When I was a child, I spoke, understood and thought as a child…” but was charged as an adult.


  1. OMG....Those questions are very important and should be the standard when a child commits a crime..

  2. Well said Stefan, but some peopleseem as if they just dont care. The questions you posted makes alot of sense because those things could contribute to the kids behaviour. Alot of kids are basically rasing themselves and their siblings to in this City. Its wrong that these kids are being marked for life. If they commit the crime as a juvenile they should be charged as a juvenile as long as its not a henious or severe crime. Then Chester rather send all the cases out media instead of try and take care of their own.

    1. The vague definitions of heinous and severe is the problem.

      Instead of charging kids as adults from the jump and making attorneys argue to get them in juvie (which never works), why not charge them as the juvies they are and make the prosecution argue to get them charged as adults? Instead of having kids rot in the adult jails, they would fester in the juvie system. Neither is nice but putting kids with adults for months before a hearing is cruel.

      Money is the other issue. Being charged as an adult means higher bail and more hours charged to attorneys.

      As long as no one steps up to advocate for our problem children, they'll be sent away as adults almost every time.

    2. This is a good idea, although generally speaking, I disapprove of ever charging kids as adults.

      Kids are simply not adults. Their brains are not fully developed, they lack maturity and experience, and the whole notion of trying kids as adults is hypocritical. Just because we want revenge, it does not change the facts.

      I say it is hypocritical because we deny adult privileges to kids based on the notion that kids cannot be responsible with those privileges for precisely the reasons I mention above, (brain development, immaturity, inexperience etc.) but yet we turn around and say they should pay for crimes as adults just because their behavior infuriates us. Total hypocrisy and unjust.

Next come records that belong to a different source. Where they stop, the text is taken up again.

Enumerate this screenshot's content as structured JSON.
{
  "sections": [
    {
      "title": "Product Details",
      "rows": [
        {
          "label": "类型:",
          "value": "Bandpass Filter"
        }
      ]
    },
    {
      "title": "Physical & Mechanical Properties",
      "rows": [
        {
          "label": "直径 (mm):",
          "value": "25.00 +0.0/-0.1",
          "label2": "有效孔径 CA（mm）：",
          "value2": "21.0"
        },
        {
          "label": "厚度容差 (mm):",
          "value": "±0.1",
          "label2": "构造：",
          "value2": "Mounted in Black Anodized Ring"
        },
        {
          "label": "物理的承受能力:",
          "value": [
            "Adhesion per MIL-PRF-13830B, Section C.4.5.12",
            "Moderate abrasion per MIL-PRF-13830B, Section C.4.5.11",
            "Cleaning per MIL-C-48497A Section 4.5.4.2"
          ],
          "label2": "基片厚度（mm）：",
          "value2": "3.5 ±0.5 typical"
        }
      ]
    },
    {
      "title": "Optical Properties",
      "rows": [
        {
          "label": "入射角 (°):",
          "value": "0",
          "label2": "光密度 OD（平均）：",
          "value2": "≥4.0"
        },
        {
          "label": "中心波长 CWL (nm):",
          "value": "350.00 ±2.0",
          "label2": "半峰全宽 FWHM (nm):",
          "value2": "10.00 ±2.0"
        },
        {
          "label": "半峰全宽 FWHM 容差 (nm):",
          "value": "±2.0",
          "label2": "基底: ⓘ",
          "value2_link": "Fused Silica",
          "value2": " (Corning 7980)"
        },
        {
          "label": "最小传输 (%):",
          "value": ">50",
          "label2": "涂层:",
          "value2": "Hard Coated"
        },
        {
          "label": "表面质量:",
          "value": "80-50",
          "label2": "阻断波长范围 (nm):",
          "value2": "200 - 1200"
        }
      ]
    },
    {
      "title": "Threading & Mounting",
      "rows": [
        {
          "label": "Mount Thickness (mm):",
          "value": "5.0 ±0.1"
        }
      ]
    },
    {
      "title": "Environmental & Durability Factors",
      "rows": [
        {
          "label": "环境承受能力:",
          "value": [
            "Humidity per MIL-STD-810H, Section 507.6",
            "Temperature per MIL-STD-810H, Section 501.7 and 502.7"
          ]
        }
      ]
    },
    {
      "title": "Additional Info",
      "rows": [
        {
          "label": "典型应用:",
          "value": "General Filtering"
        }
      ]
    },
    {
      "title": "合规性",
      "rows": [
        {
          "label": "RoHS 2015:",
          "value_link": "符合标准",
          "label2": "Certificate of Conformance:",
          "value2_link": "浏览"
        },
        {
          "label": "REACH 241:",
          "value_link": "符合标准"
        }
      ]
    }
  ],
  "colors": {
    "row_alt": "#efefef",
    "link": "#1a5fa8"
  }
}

  3. I shudder to think how stupid I was as an adolescent. Sure, I knew some things were "wrong" but for many offenses, I did not know WHY they were wrong. "Wrong" was something adults determined just to control kids. That's what I thought anyway.

    When my friends and I were 12 years old, we got it in our heads to buy some eggs and "egg" someone's car. No particular reason, we just thought it would be fun. We didn't care whose car we egged either. We went into a local grocery store, bought some eggs, even told the clerk why we were buying the eggs, and then we proceeded to go outside and egg the very car that belonged to the clerk from whom we bought the eggs. See what I mean by stupid!

    The grocery store clerk had no problem finding where I lived. I was well known in the neighborhood as were my friends. I thought my dad would take a belt to my butt when he found out what I had done. Instead, he just made me pay for the damage.

    Kids can't be expected to "know better". How can they? Childhood and adolescence is the time you LEARN to know better. We don't come into the world knowing right from wrong. We aren't born understanding the consequences of our actions. At 12 years of age, you don't know that egging a car can ruin the paint job. You also don't understand how hard a person must work to earn the $500 for a new paint job. All these things are learned from experience, and childhood and adolescence is the time we gain that experience.

    I think charging children as adults is reprehensible, and to me it just proves that even adults can be stupid and irrational in some of their judgments. If adults aren't perfect, we certainly can't expect perfection from kids.